Тогда все стояли, задрав головы, на углу переулка, и вдруг Федя заметил, что Клавдия смотрит на Чирея, а он на нее. И Чирей ушел, и Федя увел Клавдию, и дирижабль улетел.
И вот теперь Чирей шел легко и удобно в шевиотовом костюме. Он шел поздравлять новобрачную, и с ним кое-кто из панченских. Была весна, цвела сирень и пели пташечки, и все стояли столбами и смотрели, как приближается неизвестно кто, а значит — убийца.
Только Клавдия и домоуправ сидели на вкопанной скамье, и у Клавдии все шире открывались глаза, а у жениха — рот.
Чирей подошел с папироской в зубах и остановился перед скамьей.
— Поздравляю вас, Клаша, — сказал он тихо.
— Граждане!.. — пискнул жених и схватился за грудь, где у него лежал бумажник.
— Не надо нервничать, мышонок, — сказал Чирей и достал из пиджака маленький браунинг.
Все онемели. Все ожидали ножа, может быть, кастета или гирьки с цепочкой, и были готовы к ним, потому что дом уже обрел себя и стал силой. Но только не этого все ожидали.
Чирей протянул руку, сверкнул огонь. Жених упал.
Огонек горел. Чирей прикурил папироску от зажигалки-пистолета, которую все приняли за браунинг.
Потом обратили внимание на лежащего жениха. Он был мертв. Он умер со страху — сам себя убил. Разбилось мышиное женихово сердце.
Потом Чирея забрали, и он исчез, пропал. И победило сложившееся предвзятое мнение.
Сколько лет прошло, и вот уже наконец Гошка понял — это был первый поэт, которого он встретил в своей жизни.
Глава вторая
НАСТОЯЩЕЕ НЕБО
1
…И вот теперь Гошка с этим человеком в поскрипывающих сапогах полез в гору.
Это была курортная гора, и до самой вершины ее опоясывали витки каменной дороги. Но все-таки в ней было что-то лермонтовское, гусарское. Черкешенку здесь, конечно, не встретишь, но Гошка не удивился, если бы, касаясь камней осторожным зонтиком, по дорожке прошла княжна Мэри. Гошка долго не мог понять Печорина. Ему казалось, что можно влюбиться даже в печальный звон ее имени — княжна Мэри. Княжна Мэри, потом Ассоль, потом Аэлита — имена этих книжных девушек были как ступеньки горы, ведущие от курортного балагана к чистой вершине.

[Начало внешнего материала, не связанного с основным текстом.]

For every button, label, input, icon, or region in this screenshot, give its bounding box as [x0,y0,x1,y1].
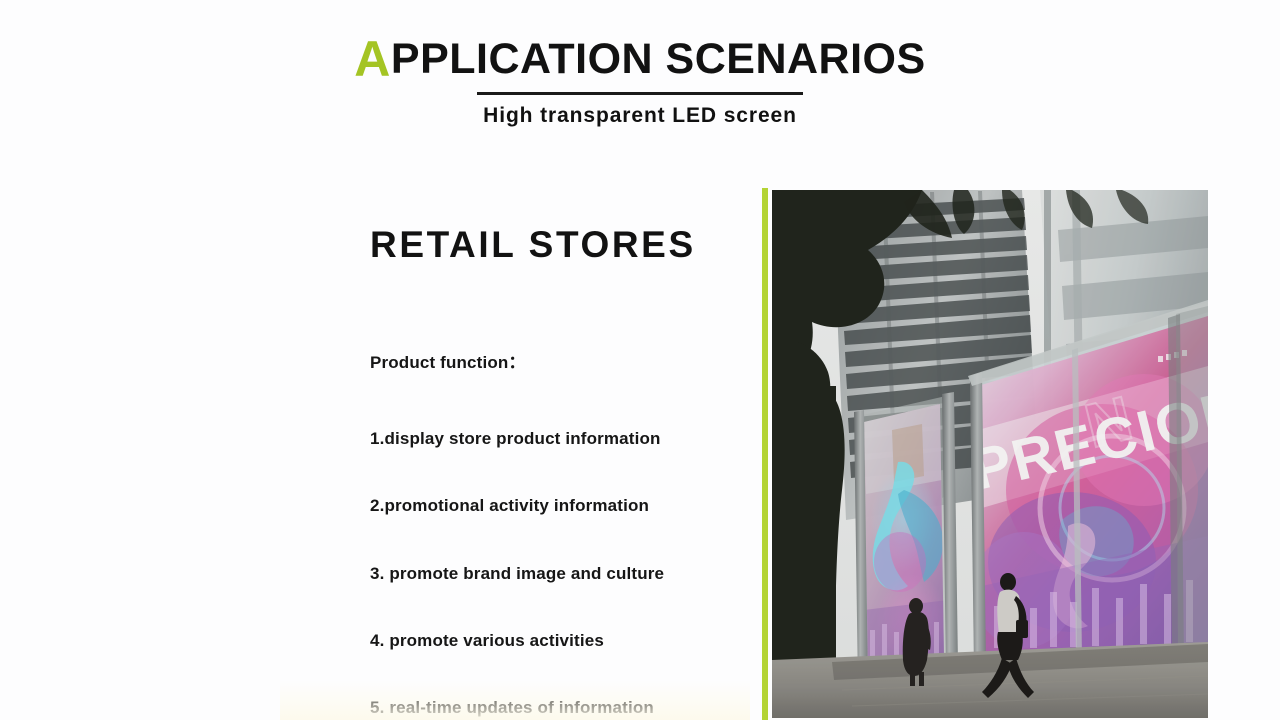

Просто Гошка не знал тогда, что вступает на опасный путь лирики, не знал еще, что все клетки его, вся кровь, доставшаяся ему в наследство от тысяч медленных поколений, от веков, уходящих к Атлантиде, которая хотя и утонула в считанные незапамятные часы, но все равно была, что тысячи веков его наследства уготовили ему тоску по встрече — и не с супругой даже и не с возлюбленной, а с подругой.
Он не знал этого, бедный парень, но не хотел идти по тягучей дорожке. Он хотел пересечь ее витки и карабкаться прямо к вершине, продираясь через хаос замшелых камней и мокрых листьев, хватаясь руками за черные заросли.
Гошка добирался до светлого поворота дороги, поджидал спокойно идущего человека и лез дальше сквозь редеющий к вершине кустарник.
И вот наконец они сошлись на последней площадке горы, где была каменная скамья, и заросли внизу, и серые тучи над головой. И огромный воздух кинулся Гошке в легкие, и воздухом наполнилось его сердце.